20251207
One of the best ways to be different is to feed your brain different ideas, and let it really chew on them. Go deep. Read books no one else is reading. Speak with people no one else is speaking to. Give yourself time and space offline, disconnected, to let your ideas take their own shape. Make connections between your new weird ideas and normal ideas. Weird ideas.
People: Robotaxi killed the cat. Confederacy of toddlers. Is AGI a conspiracy. Is throwing a sandwich a crime. Older people in the US smarter than kids. Making friends. GenZ stare?
Business: Spying on remote workers (FR). Palantir proposes students to skip college (anti-woke too?). Data centers and power costs. Introvert chairs. The best products remove guilt. Jacquemus’ opening a IRL food shop and Nike’s soup. Curating people.
Duralex.Tech: What are manifolds. High density power electrical motor. Solar powered mailboxes (and Australia solar). National laws for parking lots into solar farms. Solarpunk in Africa.
Germany bans Huawei from 6G.Planet: Fungus vs radiation. Hidden bronze age city seen from the sky.
Politics: Trump pardoning cryptobros. Turkey vs Israel.
AI: From ICE to police, face scanning apps. Is AI thinking. Changes in jobs. ChatGPT and suicide.
Glow AI (vs slop AI).
Solar Smiles in Suburbia
In a small suburban community where taking the trash out is considered the height of adventure, the Ministry of Trade, Industry and Energy decided it was high time to make parking lots useful. A new law mandated that parking facilities with over 80 spots install solar canopies—an initiative that the local residents initially received with skepticism, as they couldn’t quite grasp why the sun, already overrated in their book, needed help to generate energy.
Then came Frida, the town’s underappreciated middle-school science teacher, armed with a solar-powered passion that was as contagious as a sneeze in a crowded elevator. She rallied her friends, who were more skilled in Guacamole-making than electricity-generating, advocating for the “solar revolution.” Friendship in that cozy enclave resembled a bureaucratic tango where one had to awkwardly ask, “Do you also believe in solar energy?” at the annual barbecue. Yet, the awkwardness proved worthwhile; together, they sprouted marigold-yellow canopies over their neighbor’s parking lot, turning it into a makeshift solar park—a beacon of hope that even suburbia could harness the infinite potential of the blazing star.
While commercial parking lots blossomed with solar energy, a curious thing happened.

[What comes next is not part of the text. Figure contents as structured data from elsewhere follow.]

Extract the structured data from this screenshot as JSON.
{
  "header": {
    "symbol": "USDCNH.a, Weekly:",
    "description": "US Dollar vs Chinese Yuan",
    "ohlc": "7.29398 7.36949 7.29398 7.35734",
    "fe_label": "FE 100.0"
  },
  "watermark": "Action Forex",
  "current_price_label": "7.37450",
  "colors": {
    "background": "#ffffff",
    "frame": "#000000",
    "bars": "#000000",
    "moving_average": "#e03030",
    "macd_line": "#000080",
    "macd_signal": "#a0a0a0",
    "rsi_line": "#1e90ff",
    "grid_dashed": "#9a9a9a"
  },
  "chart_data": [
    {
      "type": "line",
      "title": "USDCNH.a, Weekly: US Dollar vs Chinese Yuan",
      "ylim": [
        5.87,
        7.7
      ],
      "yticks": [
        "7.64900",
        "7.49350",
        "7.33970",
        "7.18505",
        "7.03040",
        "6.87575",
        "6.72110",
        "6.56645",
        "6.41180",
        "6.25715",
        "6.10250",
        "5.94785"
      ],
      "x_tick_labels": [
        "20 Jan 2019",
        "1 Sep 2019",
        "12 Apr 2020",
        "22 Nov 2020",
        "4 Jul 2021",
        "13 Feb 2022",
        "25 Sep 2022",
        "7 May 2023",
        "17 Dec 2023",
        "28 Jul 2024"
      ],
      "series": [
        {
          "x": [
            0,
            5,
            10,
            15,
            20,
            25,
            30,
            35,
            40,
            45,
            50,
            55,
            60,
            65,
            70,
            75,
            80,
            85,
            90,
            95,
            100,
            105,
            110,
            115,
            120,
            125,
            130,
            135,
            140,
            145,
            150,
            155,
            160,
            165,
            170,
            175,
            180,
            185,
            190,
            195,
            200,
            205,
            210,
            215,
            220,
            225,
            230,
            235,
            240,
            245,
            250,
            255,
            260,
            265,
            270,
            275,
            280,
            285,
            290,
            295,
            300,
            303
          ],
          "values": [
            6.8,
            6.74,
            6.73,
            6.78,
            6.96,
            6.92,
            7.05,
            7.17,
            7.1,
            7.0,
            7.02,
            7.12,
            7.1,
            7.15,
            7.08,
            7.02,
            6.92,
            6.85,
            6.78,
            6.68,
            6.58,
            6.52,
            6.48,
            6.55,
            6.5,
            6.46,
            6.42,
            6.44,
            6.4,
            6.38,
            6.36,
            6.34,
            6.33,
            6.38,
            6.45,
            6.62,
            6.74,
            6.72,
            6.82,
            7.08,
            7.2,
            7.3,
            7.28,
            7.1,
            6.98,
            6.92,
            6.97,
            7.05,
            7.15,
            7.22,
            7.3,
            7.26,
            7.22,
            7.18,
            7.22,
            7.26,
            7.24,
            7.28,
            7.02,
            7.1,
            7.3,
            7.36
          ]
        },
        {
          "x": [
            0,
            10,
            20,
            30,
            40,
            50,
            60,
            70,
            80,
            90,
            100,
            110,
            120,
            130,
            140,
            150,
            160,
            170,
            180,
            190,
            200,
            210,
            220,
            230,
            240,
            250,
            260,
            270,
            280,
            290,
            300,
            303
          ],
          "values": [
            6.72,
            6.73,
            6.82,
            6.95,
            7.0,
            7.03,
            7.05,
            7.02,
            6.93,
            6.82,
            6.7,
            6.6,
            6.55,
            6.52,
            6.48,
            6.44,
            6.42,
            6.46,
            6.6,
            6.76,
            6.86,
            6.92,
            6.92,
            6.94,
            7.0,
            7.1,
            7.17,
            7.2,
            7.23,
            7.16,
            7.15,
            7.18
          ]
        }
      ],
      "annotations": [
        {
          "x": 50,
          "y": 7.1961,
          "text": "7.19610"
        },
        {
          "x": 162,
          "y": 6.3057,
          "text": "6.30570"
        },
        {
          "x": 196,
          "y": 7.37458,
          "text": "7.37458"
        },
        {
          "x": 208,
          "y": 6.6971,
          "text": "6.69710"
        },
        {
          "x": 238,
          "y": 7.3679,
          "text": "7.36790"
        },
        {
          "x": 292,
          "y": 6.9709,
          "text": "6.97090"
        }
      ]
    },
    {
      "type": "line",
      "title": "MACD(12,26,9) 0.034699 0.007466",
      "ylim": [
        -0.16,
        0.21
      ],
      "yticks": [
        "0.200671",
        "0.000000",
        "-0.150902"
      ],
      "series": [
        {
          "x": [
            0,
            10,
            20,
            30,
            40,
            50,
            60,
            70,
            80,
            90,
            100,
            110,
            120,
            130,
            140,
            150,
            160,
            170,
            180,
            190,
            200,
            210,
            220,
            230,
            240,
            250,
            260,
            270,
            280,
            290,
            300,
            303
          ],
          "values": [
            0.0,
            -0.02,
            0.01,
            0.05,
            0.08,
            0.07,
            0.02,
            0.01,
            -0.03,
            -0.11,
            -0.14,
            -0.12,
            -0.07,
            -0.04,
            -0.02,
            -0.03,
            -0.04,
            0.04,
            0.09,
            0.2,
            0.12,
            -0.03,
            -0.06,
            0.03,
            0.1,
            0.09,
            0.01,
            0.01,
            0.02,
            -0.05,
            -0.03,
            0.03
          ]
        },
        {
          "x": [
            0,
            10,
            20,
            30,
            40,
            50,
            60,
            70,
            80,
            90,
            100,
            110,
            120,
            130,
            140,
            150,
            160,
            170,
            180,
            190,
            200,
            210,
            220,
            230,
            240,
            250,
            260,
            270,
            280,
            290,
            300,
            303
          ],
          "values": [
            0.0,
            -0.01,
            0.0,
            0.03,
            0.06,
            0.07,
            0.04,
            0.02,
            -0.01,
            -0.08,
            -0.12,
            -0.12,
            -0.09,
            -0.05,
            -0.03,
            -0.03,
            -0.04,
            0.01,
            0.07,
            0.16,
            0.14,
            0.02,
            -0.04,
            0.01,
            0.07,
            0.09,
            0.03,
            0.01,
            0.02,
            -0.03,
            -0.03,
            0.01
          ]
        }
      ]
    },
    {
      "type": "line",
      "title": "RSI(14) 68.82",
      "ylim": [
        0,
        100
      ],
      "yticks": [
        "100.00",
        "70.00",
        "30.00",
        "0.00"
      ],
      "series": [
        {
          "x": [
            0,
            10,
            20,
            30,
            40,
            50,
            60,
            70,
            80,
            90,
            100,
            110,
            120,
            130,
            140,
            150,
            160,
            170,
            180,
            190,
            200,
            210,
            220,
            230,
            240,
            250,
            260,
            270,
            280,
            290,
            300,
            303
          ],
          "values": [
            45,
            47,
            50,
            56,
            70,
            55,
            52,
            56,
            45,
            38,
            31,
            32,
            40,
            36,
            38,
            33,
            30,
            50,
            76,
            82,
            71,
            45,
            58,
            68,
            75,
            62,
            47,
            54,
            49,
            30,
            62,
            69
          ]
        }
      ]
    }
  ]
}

The local community learned that their neighbor, Geri, had been cleared of some pesky youthful indiscretions involving a dubious pizza dating back two summers—a past flushed from the ‘trusted’ algorithmic archives by some capricious A.I. Perhaps it was algorithmic sympathy stemming from a rogue program that believed forgetting was better (how naive, but there it was). This incident revived long-ignored discussions about friendship, duty, and the missteps of youth—a welcome distraction from the tussles over the shrinking yard-flower borders.
As energy thrummed through the grid like a caffeinated squirrel, news broke out that the President himself was making moves with cryptic bars of Bitcoin while pardoning a crypto tycoon who was as popular as sour cherries in a pie fight. “Why bother with political maturity if you can surf on memes?” a friend quipped at lunch, reflecting on the juvenile shenanigans that seemed to dominate Washington—everyone’s sketches of adulthood were appearing more like toddler art at this point.
Meanwhile, on the fringes of the town’s woodlands, the futuristic Pivotal Helix—an electric Vertical Takeoff and Landing aircraft perhaps based on nothing more sophisticated than a particularly ambitious drone—took to the air, gliding through the skies like an overzealous turkey that dared believe it was a swan. Frida secretly signed up for classes, driven by a curiosity as ancient as the stars themselves, likely hoping to gain pilot wings before she remembered elementary physics meant very little without actual physics.
Then, an announcement from Australia arrived, promising free electricity for hours at a time, stirring dreams of a solar utopia within yards and yards of blooming wildflowers. “What if we become an avant-garde commune of solar enthusiasts?” whispered a friend, spurring Frida’s imagination, as they discussed how a strange world compelled strange ideas and occasionally, poor life choices—an endless source of amusement served hot with a side of existential dread.
In the quirky tapestry of their humble existence, connections threaded between old friends, neighbors, and even a few crafty pigeons, illuminated by bright canopies overhead, offered a refreshing reminder: the rules were shifting, the sun was shining, and perhaps even suburbia had a spark of weirdness that could blaze into something extraordinary. So, as they congregated around the newly established parking lot-turned-solar-farm, their laughter echoed through the air—reminding the world that friendships, like solar panels, thrive best in sunlight, even when clouded by life’s absurdities.